Neue Player drängen in den Mobilitätsmarkt
Diese Vorboten der vierten industriellen Revolution sind nicht mehr zu übersehen. Drei Elemente sind dafür wesentlich: neue Kommunikationstechnologien, neue Energiequellen und neue Mobilitätsformen. Bis anhin waren der öffentliche und der private Verkehr fest verankert in den traditionellen Institutionen und Unternehmungen (Verkehrsbetriebe und Automobilproduzenten), dominiert vom Engineering und von einer systemischen Sichtweise, stark auf Hardware (Fahrzeuge und Infrastruktur) ausgerichtet, geprägt von hohen Investitionskosten. Jetzt drängen neue Player in den Mobilitätsmarkt, die sich stärker an den Bedürfnissen und Motiven der Menschen orientieren und agil und schnell neue Angebote lancieren. Dies mit tiefen Investitionskosten, aber grosser Wirkung im Markt.
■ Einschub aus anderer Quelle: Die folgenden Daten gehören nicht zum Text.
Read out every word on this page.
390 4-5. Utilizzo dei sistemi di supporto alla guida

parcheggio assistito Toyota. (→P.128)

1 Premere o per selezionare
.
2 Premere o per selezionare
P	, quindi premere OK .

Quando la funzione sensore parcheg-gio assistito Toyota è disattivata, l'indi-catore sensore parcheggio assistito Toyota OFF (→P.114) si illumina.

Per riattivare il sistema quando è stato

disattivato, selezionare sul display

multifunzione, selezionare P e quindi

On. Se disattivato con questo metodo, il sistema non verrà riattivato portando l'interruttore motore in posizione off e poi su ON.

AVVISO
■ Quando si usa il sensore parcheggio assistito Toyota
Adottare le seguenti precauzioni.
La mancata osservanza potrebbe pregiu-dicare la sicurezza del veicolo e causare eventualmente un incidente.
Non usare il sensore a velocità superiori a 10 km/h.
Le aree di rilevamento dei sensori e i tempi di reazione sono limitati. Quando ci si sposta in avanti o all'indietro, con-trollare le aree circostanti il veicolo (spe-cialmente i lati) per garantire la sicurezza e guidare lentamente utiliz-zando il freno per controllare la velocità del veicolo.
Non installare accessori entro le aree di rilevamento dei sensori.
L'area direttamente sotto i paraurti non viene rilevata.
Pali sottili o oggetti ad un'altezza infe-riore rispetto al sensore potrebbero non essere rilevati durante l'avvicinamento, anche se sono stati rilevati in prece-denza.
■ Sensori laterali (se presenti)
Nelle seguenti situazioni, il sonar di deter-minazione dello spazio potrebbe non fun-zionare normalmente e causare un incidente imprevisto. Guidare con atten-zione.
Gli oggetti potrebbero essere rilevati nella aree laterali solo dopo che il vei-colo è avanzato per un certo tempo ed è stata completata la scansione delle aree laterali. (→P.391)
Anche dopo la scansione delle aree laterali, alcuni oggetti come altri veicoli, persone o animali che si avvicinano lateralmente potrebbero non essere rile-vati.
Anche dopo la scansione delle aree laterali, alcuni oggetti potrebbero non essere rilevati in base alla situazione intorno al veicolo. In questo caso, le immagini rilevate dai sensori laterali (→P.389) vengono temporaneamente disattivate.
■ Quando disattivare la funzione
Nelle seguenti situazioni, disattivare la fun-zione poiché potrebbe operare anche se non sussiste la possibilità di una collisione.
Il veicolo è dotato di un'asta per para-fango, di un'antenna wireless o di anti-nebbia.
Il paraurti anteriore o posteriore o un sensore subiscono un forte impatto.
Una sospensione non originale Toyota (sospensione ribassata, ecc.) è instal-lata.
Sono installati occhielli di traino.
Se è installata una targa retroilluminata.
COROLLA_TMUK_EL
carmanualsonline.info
Die neuen Mobilitätsformen zielen auf eine effizientere Nutzung bestehender Ressourcen und Infrastrukturen, eine ökologische Produktion mit erneuerbaren Energien, tiefere Produktionskosten und weniger Unfälle.
Die Digitalisierung beschleunigt die Entwicklung und ermöglicht diese neuen Angebote. Die Trends, welche die Mobilität verändern, sind vielfältiger und grundsätzlicher.
■ Urbanisierung: 2040 sollen laut Prognosen 70 Prozent der Menschen auf unserem Planeten in urbanen Räumen leben; heute sind es knapp 40 Prozent. Das schafft für die Anbieter von Mobilitätsdienstleistungen ein riesiges Marktpotenzial.
■ Sharing-Economy: Noch macht die Sharing-Economy mit ihren 0,95 Prozent einen verschwindend kleinen Teil des schweizerischen Bruttoinlandprodukts aus. Die Wertschöpfung beträgt aber schon rund 6 Milliarden Franken jährlich, die Tendenz deutet auf ein Wachstum im zweistelligen Prozentbereich.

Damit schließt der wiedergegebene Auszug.